Preparing for what’s next

Looking ahead, the industry will continue to shift. Trends like usage-based insurance, real-time pricing and embedded products will only grow in relevance. The rise of embedded insurance – where coverage is seamlessly integrated into apps and websites – means insurers must develop flexible, API-driven products that can be offered now they’re most relevant to customers.

But chasing every trend isn’t the answer. The insurance companies that succeed won’t be the ones who adopt the most tools or shout the loudest about AI. They’ll be the ones that are able to use AI to differentiate, delivering frictionless solutions to problems that customers did not realise they had.
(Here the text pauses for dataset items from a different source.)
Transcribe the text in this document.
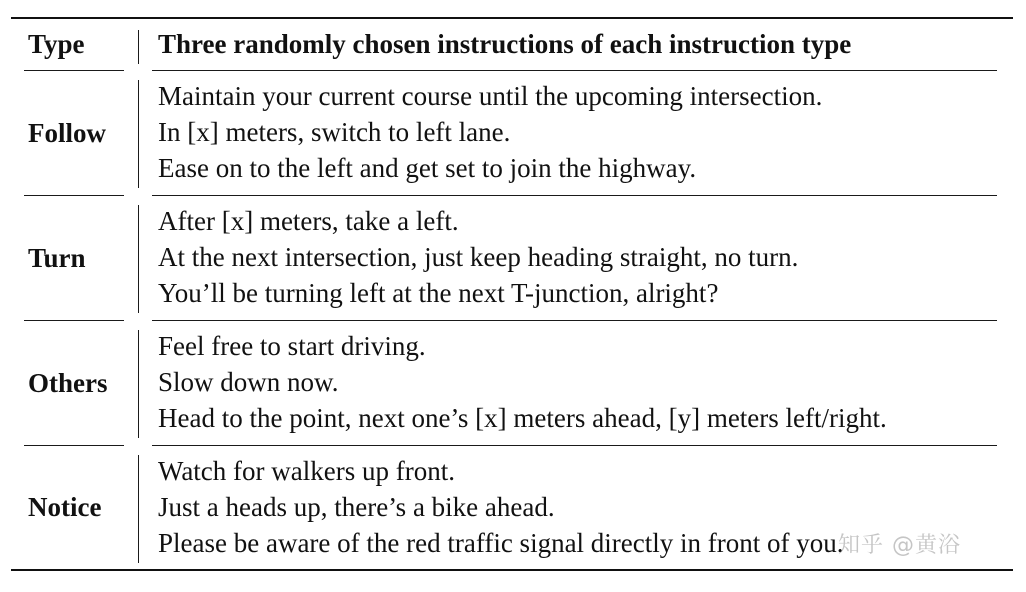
Type	Three randomly chosen instructions of each instruction type
Follow
Maintain your current course until the upcoming intersection.
In [x] meters, switch to left lane.
Ease on to the left and get set to join the highway.
Turn
After [x] meters, take a left.
At the next intersection, just keep heading straight, no turn.
You’ll be turning left at the next T-junction, alright?
Others
Feel free to start driving.
Slow down now.
Head to the point, next one’s [x] meters ahead, [y] meters left/right.
Notice
Watch for walkers up front.
Just a heads up, there’s a bike ahead.
Please be aware of the red traffic signal directly in front of you.
知乎 @黄浴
Smart implementation requires deep understanding of your data, clear goals and human oversight. Done right, AI enhances customer experience and operational efficiency. Done wrong, it creates customer frustration and regulatory headaches. Governance is still crucial with strict guardrails on data access, clear human oversight protocols, and regular auditing of outputs being key to success.

Truly understanding the risks associated with each AI implementation means you can predict what the worst-case scenario might be. This enables you to build protections around those processes to ensure no false decisions or actions from AI slip through the net.

The bottom line

The companies that will thrive are those that view AI as one tool in a broader technology stack, not as a silver bullet. They’ll be the ones that start with clear commercial aims, work methodically to find the right solutions, and implement technology with discipline and purpose.

At Ripe, we’ve learned that it’s essential to develop AI capabilities that provide real value. At the end of the day, innovation isn’t about showing off the latest tech. It’s about doing the right thing, with purpose, for your customers. FOMO might drive headlines, but it won’t drive sustainable business value. Strategy will.